Presiding over the tableau was the great Harvard ethnobotanist Richard
Evans Schultes, tall, crew-cut, and dressed in an immaculate white lab coat, white dress shirt, crimson tie, and silver wire-rimmed glasses. As he called the class to order and began to show his slides, one picture in particular changed my life forever, a scene in which three Indians in grass skirts and bark cloth masks danced at the edge of a jungle clearing.

"Here you see three Indians of the Yukuna tribe doing the sacred Kai-yah-ree dance under the influence of a hallucinogenic potion to keep away the forces of darkness. The one on the left has a Harvard degree. Next slide please." From that moment on I and many, many others were hooked on plants, Indians, and the Amazon.

Schultes was without question not only an incredible inspiration to his students but the greatest botanical explorer of the Amazon in the twentieth century. He survived plane crashes, boat sinkings, bandits, hunger, dysentery, and repeated bouts of malaria. But he always insisted that he never had any adventures in the jungle. Schultes lived and traveled with forest Indians for almost 14 years, sometimes amongst tribes that had never before seen a white man. At one point he was gone for so long that friends in the Colombian capital of Bogota had given him up for dead. They were in the process of arranging a memorial service in his honor when he reappeared at the National Herbarium, frightening more than a few of his fellow botanists.

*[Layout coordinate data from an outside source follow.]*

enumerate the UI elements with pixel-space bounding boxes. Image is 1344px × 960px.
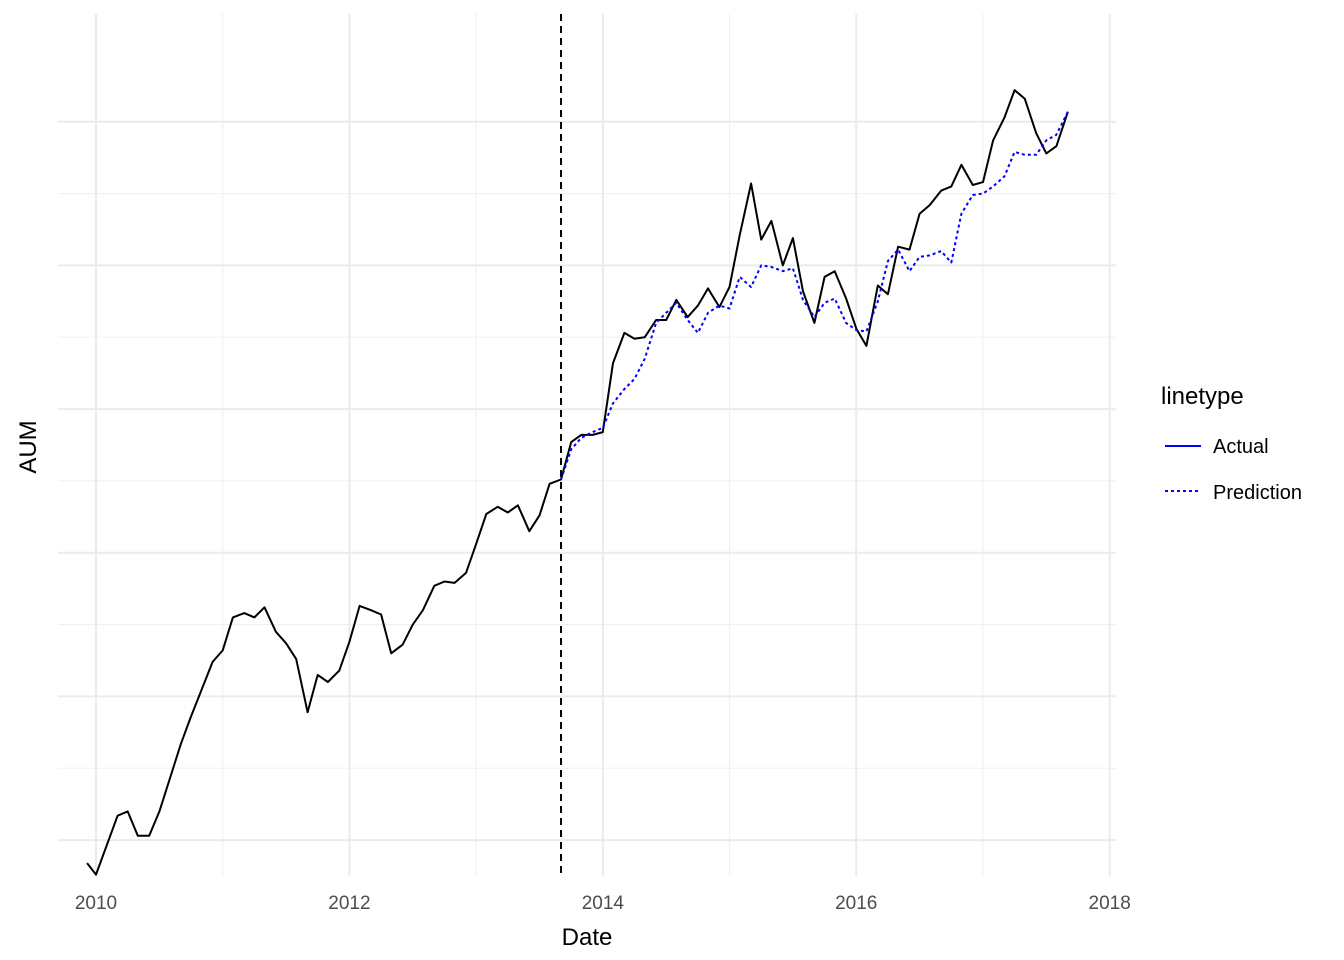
major-gridlines xyxy=(58,14,1116,876)
plot-panel xyxy=(58,14,1116,876)
series-layer xyxy=(86,89,1069,876)
y-axis-title: AUM xyxy=(15,420,42,473)
legend-label-actual: Actual xyxy=(1213,436,1269,458)
legend-label-prediction: Prediction xyxy=(1213,482,1302,504)
x-tick-label: 2014 xyxy=(582,893,625,914)
x-tick-label: 2012 xyxy=(328,893,370,914)
x-axis-ticks: 2010 2012 2014 2016 2018 xyxy=(75,893,1131,914)
legend-title: linetype xyxy=(1161,383,1244,410)
x-tick-label: 2010 xyxy=(75,893,117,914)
minor-gridlines xyxy=(58,14,1116,876)
x-tick-label: 2016 xyxy=(835,893,877,914)
x-tick-label: 2018 xyxy=(1089,893,1131,914)
x-axis-title: Date xyxy=(562,924,613,951)
series-line-prediction xyxy=(560,111,1069,480)
series-line-observed xyxy=(86,89,1069,876)
legend: linetype Actual Prediction xyxy=(1161,383,1302,504)
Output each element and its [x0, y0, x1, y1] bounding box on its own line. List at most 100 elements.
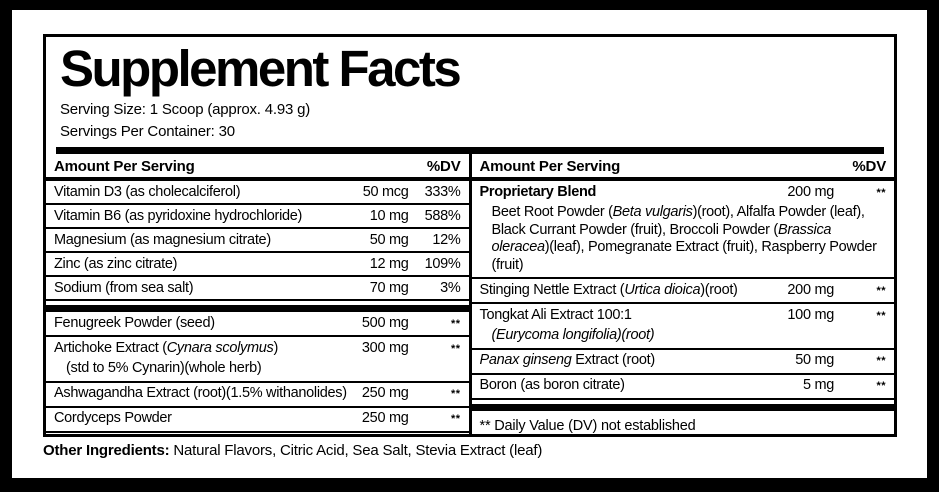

There was a historic event in Columbia just six days before Dr. Schultes passed away. Inspired by Schultes' example, 16 shamans from tribes he had studied left their jungle home and traveled to the capital city of Bogota. There they presented representatives of the national government with their code of ethics for shamanic medicine and conservation that they had designed and developed to protect their medical wisdom, their culture, and their ecosystems. Perhaps these healers in their rainforest still harbor the magic which first attracted Richard Evans Schultes so many years ago.

(Music up and under: Deep Forest, "Sweet Lullaby")

CURWOOD: Mark Plotkin, president of the Amazon Conservation Team, remembering Richard Schultes, who died April tenth at the age of 86.